WHAT IT IS
- On January 31, President Trump nominated federal judge Neil Gorsuch to fill the vacancy on the Supreme Court, a position previously held by Justice Antonin Scalia
- Senate Republicans blocked President Obama’s nominee, Merrick Garland
- Neil Gorsuch has served as a federal judge since his nomination by President George W. Bush in 2006
- Gorsuch has served as a federal judge since his nomination by President George W. Bush in 2006
- Gorsuch is considered to be a staunch conservative and “constitutional originalist”
WHY IT MATTERS
The Supreme Court is a lifetime appointment, with Gorsuch being 49 years-old. Whoever fills a seat on the bench will have an impact on law and society for decades. Anyone over the age of 20 can expect to live with the decisions of whoever the next Supreme Court justice is for most of their adult life. Several recent political events, such as the legalization of gay marriage, allowance for the Affordable Care Act, lifting of campaign finance regulations, were all decided by the Supreme Court.
WHERE WE ARE NOW
- The Supreme Court is a majority voted from the Senate, which is Republican majority
- Democrats can filibuster the proceedings with only 40 members.

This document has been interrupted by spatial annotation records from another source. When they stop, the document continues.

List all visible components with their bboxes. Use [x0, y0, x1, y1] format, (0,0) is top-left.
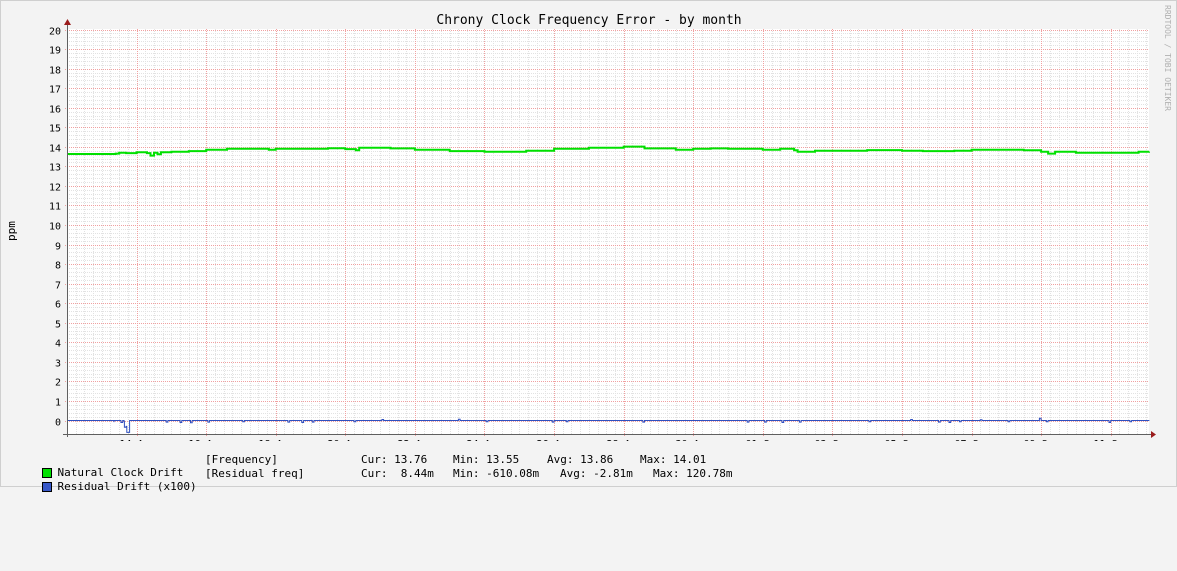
legend-swatch-residual: [41, 482, 52, 492]
y-tick-label: 20: [49, 27, 61, 38]
y-axis-label: ppm: [5, 221, 18, 241]
frequency-error-chart: Chrony Clock Frequency Error - by month …: [5, 5, 1172, 441]
y-tick-label: 3: [55, 359, 61, 370]
x-tick-label: 14 Aug: [119, 439, 155, 441]
y-tick-label: 12: [49, 183, 61, 194]
y-tick-label: 13: [49, 163, 61, 174]
legend-max-natural: Max: 14.01: [640, 453, 707, 466]
y-tick-label: 15: [49, 124, 61, 135]
legend-tag-natural: [Frequency]: [205, 453, 278, 466]
x-tick-label: 07 Sep: [954, 439, 990, 441]
plot-area: [67, 29, 1149, 434]
x-tick-label: 09 Sep: [1023, 439, 1059, 441]
y-tick-label: 6: [55, 300, 61, 311]
x-tick-label: 18 Aug: [258, 439, 294, 441]
x-tick-label: 26 Aug: [536, 439, 572, 441]
legend-row-2: Residual Drift (x100) [Residual freq] Cu…: [15, 467, 732, 571]
y-tick-label: 0: [55, 418, 61, 429]
y-tick-label: 8: [55, 261, 61, 272]
x-tick-label: 30 Aug: [675, 439, 711, 441]
y-tick-label: 19: [49, 46, 61, 57]
x-axis-arrow: [1151, 431, 1156, 438]
x-tick-label: 28 Aug: [606, 439, 642, 441]
legend-tag-residual: [Residual freq]: [205, 467, 305, 480]
legend-avg-natural: Avg: 13.86: [547, 453, 614, 466]
y-axis-arrow: [64, 19, 71, 25]
y-tick-label: 4: [55, 339, 61, 350]
x-tick-labels: 14 Aug 16 Aug 18 Aug 20 Aug 22 Aug 24 Aug 26 A…: [119, 439, 1129, 441]
y-tick-label: 18: [49, 66, 61, 77]
x-tick-label: 01 Sep: [745, 439, 781, 441]
x-tick-label: 22 Aug: [397, 439, 433, 441]
legend-max-residual: Max: 120.78m: [653, 467, 733, 480]
y-tick-label: 17: [49, 85, 61, 96]
chart-title: Chrony Clock Frequency Error - by month: [436, 13, 741, 28]
x-tick-label: 20 Aug: [327, 439, 363, 441]
legend-min-residual: Min: -610.08m: [453, 467, 540, 480]
x-tick-label: 24 Aug: [466, 439, 502, 441]
y-tick-label: 7: [55, 281, 61, 292]
y-tick-labels: 01234567891011121314151617181920: [49, 27, 61, 429]
legend-avg-residual: Avg: -2.81m: [560, 467, 633, 480]
y-tick-label: 2: [55, 378, 61, 389]
rrdtool-watermark: RRDTOOL / TOBI OETIKER: [1163, 5, 1172, 111]
y-tick-label: 16: [49, 105, 61, 116]
legend-cur-residual: Cur: 8.44m: [361, 467, 434, 480]
y-tick-label: 9: [55, 242, 61, 253]
y-tick-label: 1: [55, 398, 61, 409]
legend-cur-natural: Cur: 13.76: [361, 453, 428, 466]
x-tick-label: 05 Sep: [884, 439, 920, 441]
y-tick-label: 11: [49, 202, 61, 213]
y-tick-label: 10: [49, 222, 61, 233]
legend-min-natural: Min: 13.55: [453, 453, 520, 466]
y-tick-label: 14: [49, 144, 61, 155]
chart-frame: Chrony Clock Frequency Error - by month …: [0, 0, 1177, 493]
x-tick-label: 16 Aug: [188, 439, 224, 441]
y-tick-label: 5: [55, 320, 61, 331]
x-tick-label: 03 Sep: [814, 439, 850, 441]
x-tick-label: 11 Sep: [1093, 439, 1129, 441]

Democrats currently have 46 Senators, with 2 political independents who caucus with them.
- President Trump has urged Senator Majority Leader Mitch McConnell (R-KY) to “go nuclear” and get rid of the filibuster rule if needed
- Some Democratic Senators are preparing for obstructionist efforts.
- Next Supreme Court session begins February 21.
SOMETHING TO THINK ABOUT
- Will Democrats retaliate against Republicans for their treatment of Garland? What would this mean for our democracy?
- How will Gorsuch fare against Senate examination during the confirmation process?
- Should the Supreme Court continue with the same representation of ideology?
- Will Senate Republicans remove the filibuster rule?